As pitchers engineer their four-seamers to rise more, they’re honing their spin axes to decrease horizontal run. Between that and the proliferation of sliders, the league’s movement patterns favor the glove side more than ever. Though most sinkers never fooled batters effectively enough to consistently induce swings and misses, they were valuable insofar as they gave most pitchers who used them an offering that moved away from opposite-handed batters (or in on same-handed ones) and that they could command consistently to that side of home plate.

 

In that way, changeups are the natural replacement for sinkers. They also move to the arm side, but obviously they tend to drop more than sinkers do, relative to four-seam fastballs — and they almost universally have a greater velocity differential off the fastball than do sinkers. They’re sinker-like in terms of the things they open up for pitchers who utilize them, but they have much greater potential to miss bats than sinkers have.

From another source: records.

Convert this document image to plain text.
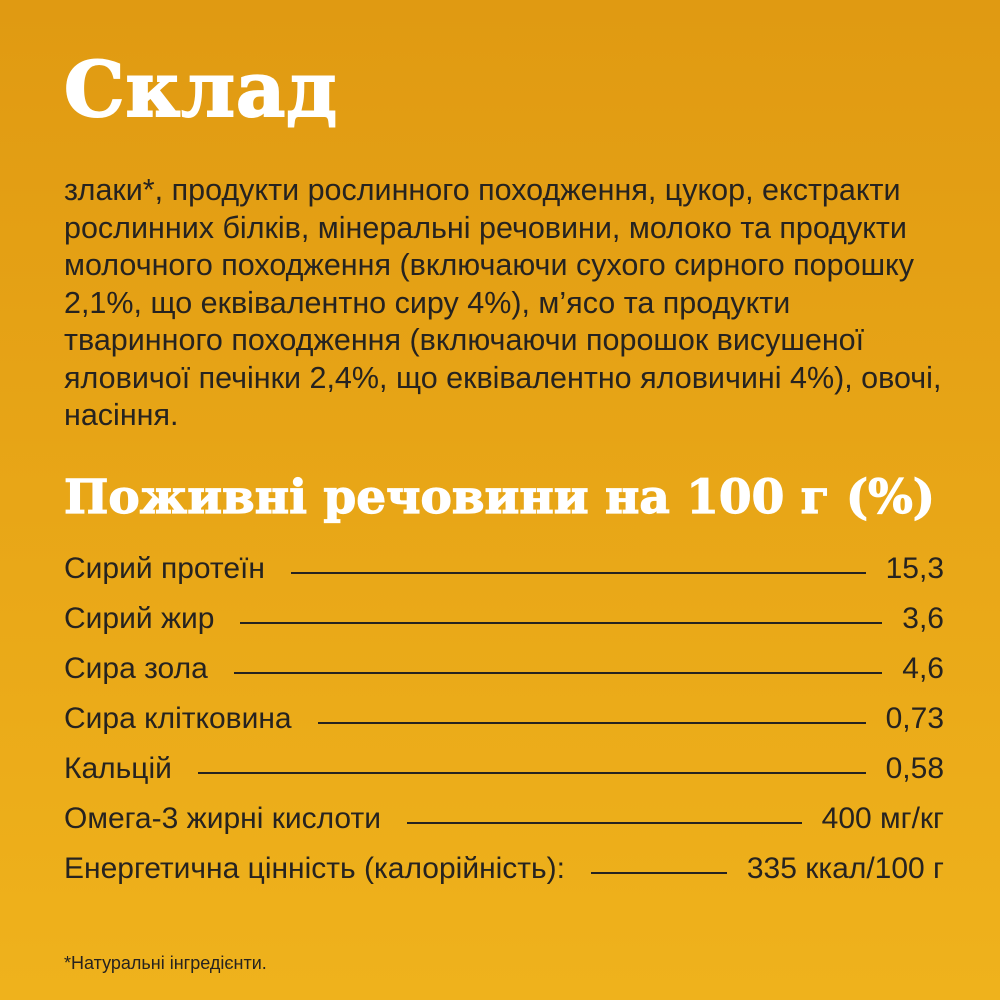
Склад

злаки*, продукти рослинного походження, цукор, екстракти рослинних білків, мінеральні речовини, молоко та продукти молочного походження (включаючи сухого сирного порошку 2,1%, що еквівалентно сиру 4%), м’ясо та продукти тваринного походження (включаючи порошок висушеної яловичої печінки 2,4%, що еквівалентно яловичині 4%), овочі, насіння.

Поживні речовини на 100 г (%)
Сирий протеїн	15,3
Сирий жир	3,6
Сира зола	4,6
Сира клітковина	0,73
Кальцій	0,58
Омега-3 жирні кислоти	400 мг/кг
Енергетична цінність (калорійність):	335 ккал/100 г

*Натуральні інгредієнти.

Is it possible that pitchers who rely heavily on change-ups are a new market inefficiency the Cubs are attempting to exploit? It could explain why they’ve acquired Davies to pair with Hendricks and Alec Mills, who is the only other regular starter currently penciled into the rotation. It’s worth pointing out that while Mills doesn’t have the career track record of Hendricks or Davies, he does have a 21% whiff rate on his changeup in nearly 120 innings as a big leaguer.

Rather than being pioneers of a new revolution, it’s more likely the Cubs have just identified and properly valued pitchers, like Davies and Mills, who would rather lose a few ticks on their hard pitches in exchange for more movement. With Davies in particular, that means looking at his splits to see whether his overall performance may actually be better than some numbers indicate.

Davies has a career 4.52 ERA in his home ballpark, which is a bit odd given that pitchers typically perform better at home. These sub-par numbers are heavily related to his 4.65 ERA in 61 starts at Miller Park, which ranks among the most hitter-friendly MLB ballparks. And while it doesn’t necessarily mean moving to the North Side of Chicago will be an automatic boost, Davies does boast a 2.95 ERA in 351 career innings pitched outside of ballparks with a big, yellow slide in the outfield.

He’s also got a career 3.70 ERA at Wrigley Field, where his nine starts and 48.2 innings are the most he’s thrown at any ballpark he’s not called home. And as easy as it’s become to get down on the Cubs and their recent offensive performance, let’s not forget Davies was facing some pretty stout lineups from 2015-19.

All of that is to say that the Cubs may have something with Davies, whose penchant for groundballs could make him a perfect fit for the strong defensive team that is projected to line up behind him. Assuming there are no more jarring trades in the immediate future, that is. It wouldn’t be at all surprising to see Davies get off to a great start in 2021, thanks to cold days with the wind blowing in at Wrigley.

How well the Cubs are doing as a team might determine whether Davies makes it to the end of the season in blue pinstripes. Despite the unshakable feeling that he’s been consistently soft-tossing gems against the Cubs for a decade, he will be just 28 years old this season and is in his final year of arbitration. As a pending free agent on a team that claims to have no money available, Davies may serve the Cubs better as another team’s trade-deadline acquisition.

But that’s looking ahead speculatively, and with the assumption that the Cubs will find themselves out of NL Central contention in July. Even after the Darvish trade and with everything else we know about Hoyer’s plan, which isn’t much, it’s easy to see how a strong performance from Davies could be one factor that keeps the Cubs in the playoff chase in baseball’s weakest division.